Over one week has passed since I’ve written a proper blog.  (See “Examining Old School Anime: The Saints Point to Christ“)  I still need to comment on the new season among other things, but this post will be on my trip to Greenwood, Wisconsin in order to attend the Athanatos Christian Arts and Apologetics Festival.  Placing third in their short story contest of 2009, being a semi-finalist of the 2015 Novel Contest, and counting as a great friend of one of the contest judges ensured my invitation to the event.  Part of the idea behind the festival was that attendees would camp on site, but my friend (the blogger of Dusty Thanes) and I declined this opportunity in exchange for a comfy hotel room.  At a high of 81°F, the weather was appreciably cooler than here in Alabama, for which I was grateful.

Martha and Mary

Besides enjoying a reunion with my friend and his delightful family, the contest brought me in contact with several fiction writers and thinkers.  The most interesting of the bunch were Joseph Courtemanche, Robert Cely, Paul J. Bennett, David Zach, Bernard Bull, and Jamie Greening.  (I’m afraid that I skipped the apologetics part of this festival and focused more on the fiction writing aspect of it.)  Courtemanche, a former member of Navy Intelligence and a former police officer, stood out as the largest personality and person there; but, a deep humility made him very approachable.  Meeting the author of Assault on St. Agnes, whom my friend coached for countless hours on how to improve his novel, was a great honor.  (The preliminary judges act as editors after the initial cut before submitting their final recommendations to the deciding judge and founder of Athanatos Christian Ministries, Anthony Horvath.)  Assault on St.
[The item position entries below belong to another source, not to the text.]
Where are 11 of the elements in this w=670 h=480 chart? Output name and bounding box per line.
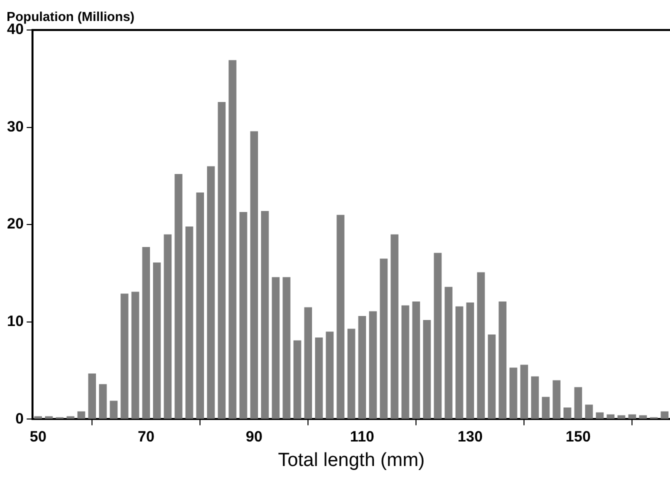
y-tick-label: 20 xyxy=(6,216,24,233)
x-tick-label: 50 xyxy=(30,428,46,446)
y-tick-label: 0 xyxy=(15,410,24,428)
y-tick-label: 10 xyxy=(6,313,24,330)
x-axis-title: Total length (mm) xyxy=(278,450,425,471)
y-tick-label: 30 xyxy=(6,118,24,136)
x-tick-label: 110 xyxy=(350,428,374,446)
x-tick-label: 90 xyxy=(246,428,262,446)
x-tick-label: 70 xyxy=(138,428,154,446)
x-tick-label: 130 xyxy=(458,428,483,446)
x-tick-label: 150 xyxy=(566,428,591,446)
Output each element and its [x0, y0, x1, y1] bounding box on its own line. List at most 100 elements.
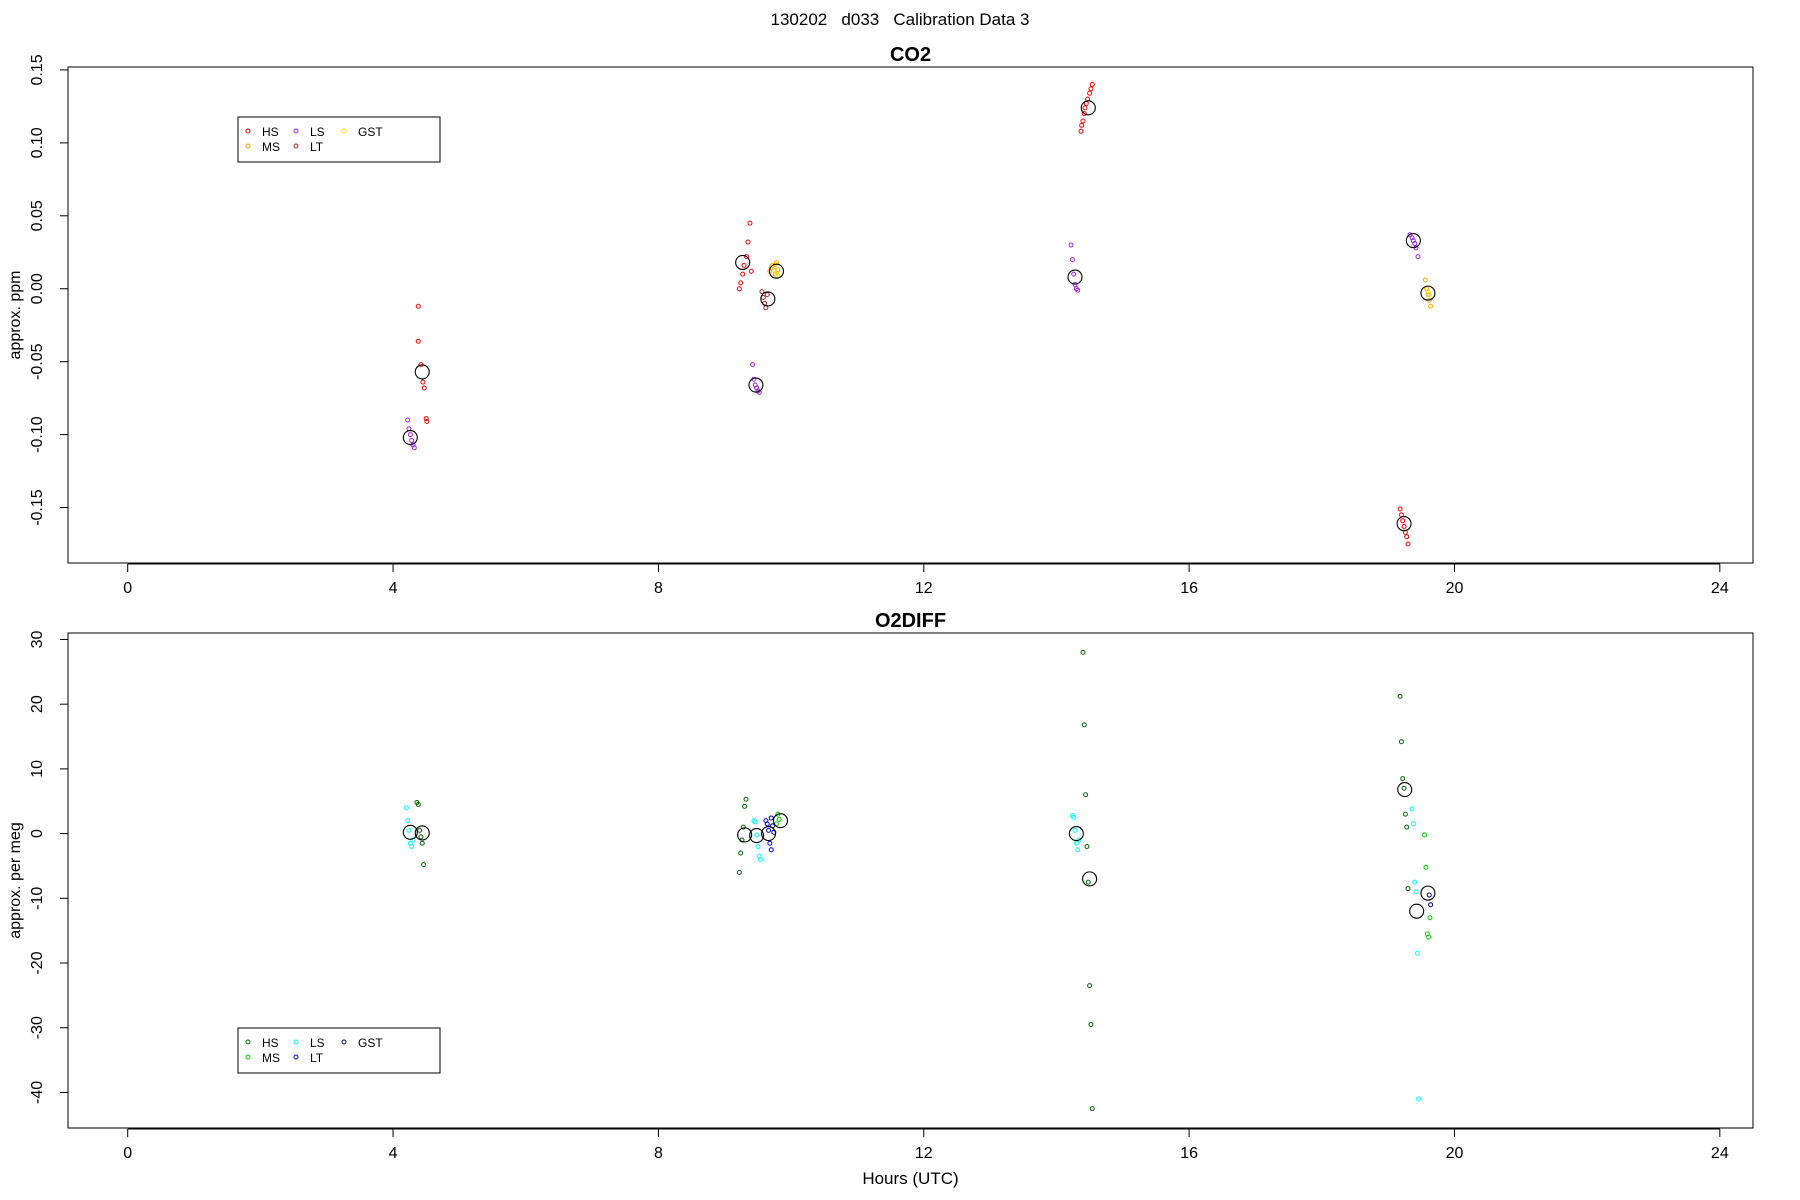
x-tick-label: 8	[654, 1145, 663, 1162]
data-point	[419, 840, 425, 846]
x-tick-label: 16	[1180, 1145, 1198, 1162]
data-point	[1401, 524, 1407, 530]
mean-point	[772, 813, 789, 829]
mean-point	[1068, 826, 1084, 842]
data-point	[776, 816, 782, 822]
legend-box	[237, 116, 441, 163]
data-point	[1081, 722, 1087, 728]
data-point	[1071, 271, 1077, 277]
mean-point	[760, 291, 776, 307]
data-point	[744, 254, 750, 260]
series-gst	[771, 261, 1432, 298]
y-tick-label: -0.10	[29, 416, 46, 453]
legend-marker	[341, 128, 347, 134]
data-point	[1400, 776, 1406, 782]
y-axis-label: approx. per meg	[7, 822, 24, 939]
series-ls	[405, 232, 1421, 451]
mean-point	[749, 827, 765, 844]
data-point	[1069, 257, 1075, 263]
data-point	[1072, 827, 1078, 833]
figure-suptitle: 130202 d033 Calibration Data 3	[770, 10, 1030, 29]
data-point	[736, 869, 742, 875]
legend-label: GST	[358, 1036, 383, 1050]
data-point	[407, 432, 413, 438]
mean-point	[748, 377, 764, 393]
data-point	[418, 834, 424, 840]
x-tick-label: 24	[1711, 1145, 1729, 1162]
data-point	[1426, 934, 1432, 940]
data-point	[1088, 1021, 1094, 1027]
y-tick-label: 30	[29, 630, 46, 648]
data-point	[759, 289, 765, 295]
data-point	[424, 418, 430, 424]
data-point	[1075, 847, 1081, 853]
data-point	[409, 844, 415, 850]
series-lt	[763, 818, 774, 853]
data-point	[1412, 241, 1418, 247]
data-point	[747, 220, 753, 226]
data-point	[1080, 118, 1086, 124]
data-point	[420, 379, 426, 385]
data-point	[741, 262, 747, 268]
panel-co2: CO2 0 4 8 12 16 20 24 0.15 0.10 0.05 0.00 -0.05 -0.10…	[7, 44, 1754, 597]
data-point	[1404, 534, 1410, 540]
series-hs	[414, 649, 1411, 1112]
data-point	[768, 815, 774, 821]
data-point	[736, 286, 742, 292]
y-tick-label: -0.15	[29, 489, 46, 526]
panel-o2diff: O2DIFF 0 4 8 12 16 20 24 30 20 10 0 -10 -20 -30 -40 appr…	[7, 610, 1754, 1188]
x-tick-label: 0	[123, 1145, 132, 1162]
data-point	[768, 847, 774, 853]
data-point	[415, 303, 421, 309]
legend-marker	[293, 1039, 299, 1045]
mean-point	[1080, 100, 1096, 116]
series-mean-markers	[402, 782, 1436, 919]
mean-point	[1082, 871, 1098, 887]
legend-label: LT	[310, 1051, 324, 1065]
data-point	[1087, 90, 1093, 96]
data-point	[1410, 821, 1416, 827]
data-point	[1409, 806, 1415, 812]
mean-point	[414, 825, 430, 841]
mean-point	[402, 824, 418, 840]
data-point	[417, 827, 423, 833]
mean-point	[768, 263, 785, 279]
mean-point	[1409, 903, 1425, 919]
legend-label: GST	[358, 125, 383, 139]
x-tick-label: 20	[1446, 580, 1464, 597]
y-tick-label: 0.10	[29, 127, 46, 158]
legend-marker	[245, 1039, 251, 1045]
legend-label: HS	[262, 125, 279, 139]
data-point	[1397, 693, 1403, 699]
data-point	[766, 827, 772, 833]
data-point	[758, 856, 764, 862]
y-tick-label: -10	[29, 887, 46, 910]
legend-label: LT	[310, 140, 324, 154]
data-point	[1401, 785, 1407, 791]
mean-point	[414, 364, 430, 380]
data-point	[752, 819, 758, 825]
data-point	[742, 803, 748, 809]
legend-label: LS	[310, 1036, 325, 1050]
legend-marker	[245, 128, 251, 134]
data-point	[410, 837, 416, 843]
x-tick-label: 24	[1711, 580, 1729, 597]
data-point	[740, 824, 746, 830]
data-point	[1072, 281, 1078, 287]
data-point	[405, 818, 411, 824]
y-tick-label: 0.05	[29, 200, 46, 231]
series-ls	[403, 805, 1422, 1102]
chart-title: CO2	[890, 44, 931, 66]
data-point	[751, 818, 757, 824]
data-point	[406, 827, 412, 833]
data-point	[755, 844, 761, 850]
legend-marker	[245, 143, 251, 149]
data-point	[1397, 506, 1403, 512]
data-point	[1413, 889, 1419, 895]
y-tick-label: -0.05	[29, 343, 46, 380]
data-point	[411, 445, 417, 451]
data-point	[1423, 864, 1429, 870]
mean-point	[737, 827, 753, 843]
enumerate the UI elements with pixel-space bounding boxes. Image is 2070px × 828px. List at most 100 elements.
Agnes concerns a main character who is essentially a fictional version of the author: a “polyglot Rambo” called Bobby Kurtz.  Kurtz prevents Jihadists from committing a massacre in a church and soon finds himself enlisted again in the ranks of the U.S. military in order to prevent a bloodier attack from taking place.  Courtemanche’s experience makes for a very accurate and exciting novel, and I find myself enjoying every minute of it.